If these objectives were the norm across the super industry, the agency would list the median return for investment options against the average inflation-adjusted targets for each option, but not compare the specific returns and long-term targets of individual options. Chant believes that investors would be better-off knowing the long-term return targets of their fund – and to have it driven home that these are not guaranteed.

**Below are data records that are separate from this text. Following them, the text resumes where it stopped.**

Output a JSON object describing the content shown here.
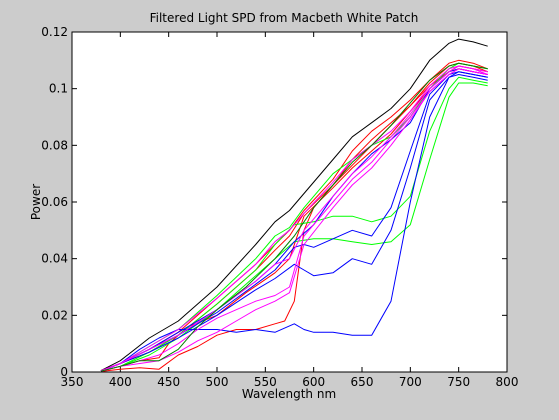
{
  "chart_data": {
    "type": "line",
    "title": "Filtered Light SPD from Macbeth White Patch",
    "xlabel": "Wavelength nm",
    "ylabel": "Power",
    "xlim": [
      350,
      800
    ],
    "ylim": [
      0,
      0.12
    ],
    "xticks": [
      350,
      400,
      450,
      500,
      550,
      600,
      650,
      700,
      750,
      800
    ],
    "yticks": [
      0,
      0.02,
      0.04,
      0.06,
      0.08,
      0.1,
      0.12
    ],
    "xtick_labels": [
      "350",
      "400",
      "450",
      "500",
      "550",
      "600",
      "650",
      "700",
      "750",
      "800"
    ],
    "ytick_labels": [
      "0",
      "0.02",
      "0.04",
      "0.06",
      "0.08",
      "0.1",
      "0.12"
    ],
    "grid": false,
    "background": "#ffffff",
    "series": [
      {
        "color": "#000000",
        "x": [
          380,
          400,
          430,
          460,
          500,
          540,
          560,
          575,
          590,
          620,
          640,
          660,
          680,
          700,
          720,
          740,
          750,
          765,
          780
        ],
        "y": [
          0.0005,
          0.004,
          0.012,
          0.018,
          0.03,
          0.045,
          0.053,
          0.057,
          0.063,
          0.075,
          0.083,
          0.088,
          0.093,
          0.1,
          0.11,
          0.116,
          0.1175,
          0.1165,
          0.115
        ]
      },
      {
        "color": "#ff0000",
        "x": [
          380,
          400,
          430,
          460,
          500,
          540,
          560,
          575,
          590,
          620,
          640,
          660,
          680,
          700,
          720,
          740,
          750,
          765,
          780
        ],
        "y": [
          0.0005,
          0.003,
          0.008,
          0.014,
          0.026,
          0.038,
          0.045,
          0.05,
          0.057,
          0.068,
          0.078,
          0.085,
          0.09,
          0.096,
          0.103,
          0.109,
          0.11,
          0.109,
          0.107
        ]
      },
      {
        "color": "#ff0000",
        "x": [
          380,
          400,
          430,
          460,
          500,
          540,
          560,
          575,
          590,
          620,
          640,
          660,
          680,
          700,
          720,
          740,
          750,
          765,
          780
        ],
        "y": [
          0.0004,
          0.003,
          0.007,
          0.013,
          0.024,
          0.036,
          0.043,
          0.048,
          0.056,
          0.066,
          0.075,
          0.082,
          0.088,
          0.094,
          0.102,
          0.108,
          0.109,
          0.108,
          0.106
        ]
      },
      {
        "color": "#ff0000",
        "x": [
          380,
          400,
          420,
          440,
          450,
          470,
          500,
          530,
          560,
          575,
          590,
          620,
          640,
          660,
          680,
          700,
          720,
          740,
          750,
          765,
          780
        ],
        "y": [
          0.0003,
          0.002,
          0.004,
          0.005,
          0.01,
          0.016,
          0.02,
          0.028,
          0.035,
          0.04,
          0.055,
          0.065,
          0.072,
          0.078,
          0.084,
          0.092,
          0.1,
          0.106,
          0.108,
          0.107,
          0.106
        ]
      },
      {
        "color": "#ff0000",
        "x": [
          380,
          400,
          420,
          440,
          460,
          480,
          500,
          520,
          540,
          560,
          570,
          580,
          590,
          600,
          620,
          640,
          660,
          680,
          700,
          720,
          740,
          750,
          765,
          780
        ],
        "y": [
          0.0002,
          0.001,
          0.0015,
          0.001,
          0.006,
          0.009,
          0.013,
          0.015,
          0.015,
          0.017,
          0.018,
          0.025,
          0.05,
          0.058,
          0.066,
          0.073,
          0.08,
          0.087,
          0.094,
          0.101,
          0.106,
          0.107,
          0.106,
          0.105
        ]
      },
      {
        "color": "#00ff00",
        "x": [
          380,
          400,
          430,
          460,
          500,
          540,
          560,
          575,
          590,
          620,
          640,
          660,
          680,
          700,
          720,
          740,
          750,
          765,
          780
        ],
        "y": [
          0.0004,
          0.003,
          0.009,
          0.015,
          0.027,
          0.04,
          0.048,
          0.051,
          0.058,
          0.07,
          0.075,
          0.08,
          0.083,
          0.09,
          0.1,
          0.107,
          0.109,
          0.108,
          0.107
        ]
      },
      {
        "color": "#00ff00",
        "x": [
          380,
          400,
          430,
          460,
          500,
          540,
          560,
          580,
          600,
          620,
          640,
          660,
          680,
          700,
          720,
          740,
          750,
          765,
          780
        ],
        "y": [
          0.0003,
          0.002,
          0.007,
          0.013,
          0.024,
          0.036,
          0.045,
          0.052,
          0.053,
          0.055,
          0.055,
          0.053,
          0.055,
          0.062,
          0.085,
          0.1,
          0.104,
          0.103,
          0.102
        ]
      },
      {
        "color": "#00ff00",
        "x": [
          380,
          400,
          430,
          460,
          500,
          540,
          560,
          580,
          600,
          620,
          640,
          660,
          680,
          700,
          720,
          740,
          750,
          765,
          780
        ],
        "y": [
          0.0003,
          0.002,
          0.006,
          0.012,
          0.022,
          0.034,
          0.04,
          0.046,
          0.047,
          0.047,
          0.046,
          0.045,
          0.046,
          0.052,
          0.075,
          0.097,
          0.102,
          0.102,
          0.101
        ]
      },
      {
        "color": "#0000ff",
        "x": [
          380,
          400,
          430,
          460,
          500,
          540,
          560,
          580,
          600,
          620,
          640,
          660,
          680,
          700,
          720,
          740,
          750,
          765,
          780
        ],
        "y": [
          0.0004,
          0.003,
          0.008,
          0.014,
          0.022,
          0.032,
          0.038,
          0.046,
          0.052,
          0.062,
          0.07,
          0.077,
          0.082,
          0.088,
          0.1,
          0.106,
          0.107,
          0.106,
          0.105
        ]
      },
      {
        "color": "#0000ff",
        "x": [
          380,
          400,
          430,
          460,
          500,
          540,
          560,
          580,
          590,
          600,
          620,
          640,
          660,
          680,
          700,
          720,
          740,
          750,
          765,
          780
        ],
        "y": [
          0.0004,
          0.003,
          0.008,
          0.013,
          0.021,
          0.031,
          0.036,
          0.044,
          0.045,
          0.044,
          0.047,
          0.05,
          0.048,
          0.058,
          0.078,
          0.098,
          0.105,
          0.106,
          0.105,
          0.104
        ]
      },
      {
        "color": "#0000ff",
        "x": [
          380,
          400,
          430,
          460,
          500,
          540,
          560,
          580,
          590,
          600,
          620,
          640,
          660,
          680,
          700,
          720,
          740,
          750,
          765,
          780
        ],
        "y": [
          0.0003,
          0.003,
          0.007,
          0.012,
          0.02,
          0.029,
          0.033,
          0.038,
          0.036,
          0.034,
          0.035,
          0.04,
          0.038,
          0.05,
          0.072,
          0.096,
          0.104,
          0.105,
          0.104,
          0.103
        ]
      },
      {
        "color": "#0000ff",
        "x": [
          380,
          400,
          420,
          440,
          460,
          480,
          500,
          520,
          540,
          560,
          580,
          590,
          600,
          620,
          640,
          660,
          680,
          700,
          720,
          740,
          750,
          765,
          780
        ],
        "y": [
          0.0003,
          0.003,
          0.008,
          0.012,
          0.015,
          0.015,
          0.015,
          0.014,
          0.015,
          0.014,
          0.017,
          0.015,
          0.014,
          0.014,
          0.013,
          0.013,
          0.025,
          0.06,
          0.09,
          0.104,
          0.106,
          0.105,
          0.104
        ]
      },
      {
        "color": "#ff00ff",
        "x": [
          380,
          400,
          430,
          460,
          500,
          540,
          560,
          575,
          590,
          620,
          640,
          660,
          680,
          700,
          720,
          740,
          750,
          765,
          780
        ],
        "y": [
          0.0004,
          0.003,
          0.009,
          0.015,
          0.026,
          0.038,
          0.046,
          0.05,
          0.056,
          0.067,
          0.075,
          0.08,
          0.085,
          0.092,
          0.101,
          0.107,
          0.108,
          0.107,
          0.106
        ]
      },
      {
        "color": "#ff00ff",
        "x": [
          380,
          400,
          430,
          460,
          500,
          540,
          560,
          575,
          590,
          620,
          640,
          660,
          680,
          700,
          720,
          740,
          750,
          765,
          780
        ],
        "y": [
          0.0004,
          0.003,
          0.008,
          0.013,
          0.022,
          0.032,
          0.038,
          0.04,
          0.05,
          0.062,
          0.07,
          0.076,
          0.083,
          0.091,
          0.1,
          0.106,
          0.108,
          0.107,
          0.105
        ]
      },
      {
        "color": "#ff00ff",
        "x": [
          380,
          400,
          420,
          440,
          460,
          480,
          500,
          520,
          540,
          560,
          575,
          590,
          620,
          640,
          660,
          680,
          700,
          720,
          740,
          750,
          765,
          780
        ],
        "y": [
          0.0003,
          0.002,
          0.004,
          0.006,
          0.01,
          0.015,
          0.019,
          0.022,
          0.025,
          0.027,
          0.03,
          0.048,
          0.06,
          0.068,
          0.074,
          0.082,
          0.09,
          0.099,
          0.105,
          0.107,
          0.106,
          0.105
        ]
      },
      {
        "color": "#ff00ff",
        "x": [
          380,
          400,
          420,
          440,
          460,
          480,
          500,
          520,
          540,
          560,
          575,
          590,
          620,
          640,
          660,
          680,
          700,
          720,
          740,
          750,
          765,
          780
        ],
        "y": [
          0.0003,
          0.002,
          0.003,
          0.004,
          0.007,
          0.011,
          0.014,
          0.018,
          0.022,
          0.025,
          0.028,
          0.045,
          0.058,
          0.066,
          0.072,
          0.08,
          0.089,
          0.099,
          0.105,
          0.107,
          0.106,
          0.105
        ]
      },
      {
        "color": "#008000",
        "x": [
          380,
          400,
          420,
          440,
          460,
          480,
          500,
          530,
          560,
          580,
          600,
          620,
          640,
          660,
          680,
          700,
          720,
          740,
          750,
          765,
          780
        ],
        "y": [
          0.0003,
          0.002,
          0.004,
          0.004,
          0.008,
          0.016,
          0.022,
          0.03,
          0.04,
          0.048,
          0.058,
          0.066,
          0.074,
          0.08,
          0.087,
          0.095,
          0.103,
          0.108,
          0.109,
          0.108,
          0.107
        ]
      }
    ]
  }
}
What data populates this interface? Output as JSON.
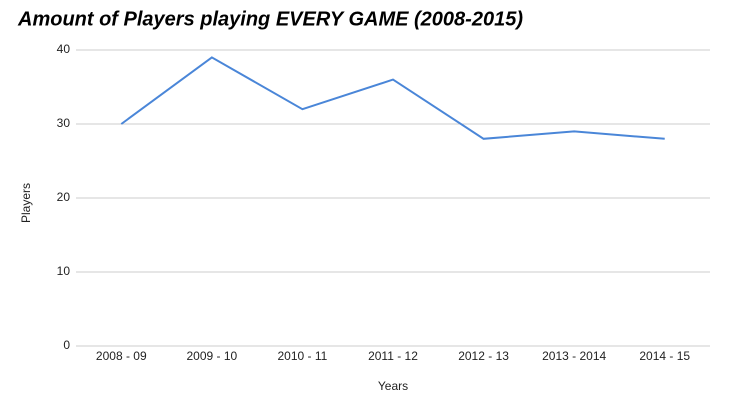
{
  "chart_data": {
    "type": "line",
    "title": "Amount of Players playing EVERY GAME (2008-2015)",
    "x_label": "Years",
    "y_label": "Players",
    "categories": [
      "2008 - 09",
      "2009 - 10",
      "2010 - 11",
      "2011 - 12",
      "2012 - 13",
      "2013 - 2014",
      "2014 - 15"
    ],
    "values": [
      30,
      39,
      32,
      36,
      28,
      29,
      28
    ],
    "color": "#4a86d8",
    "ylim": [
      0,
      40
    ],
    "yticks": [
      0,
      10,
      20,
      30,
      40
    ],
    "grid": true
  }
}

“Retail funds are very conservative about showing their expectations. We don’t agree with them. Industry funds set it out very well.” Meanwhile Chant slams the proposed SuperWatch league tables, in which the aggregate performance of super funds – not their investment options – will be ranked, as “nonsense and misleading”. Issuing performance figures to the public is a good thing, Chant says, but basing them on the performance of funds will be misleading because the vastly different asset mixes and membership demographics of industry fund default options and retail funds provide uneven grounds for comparison.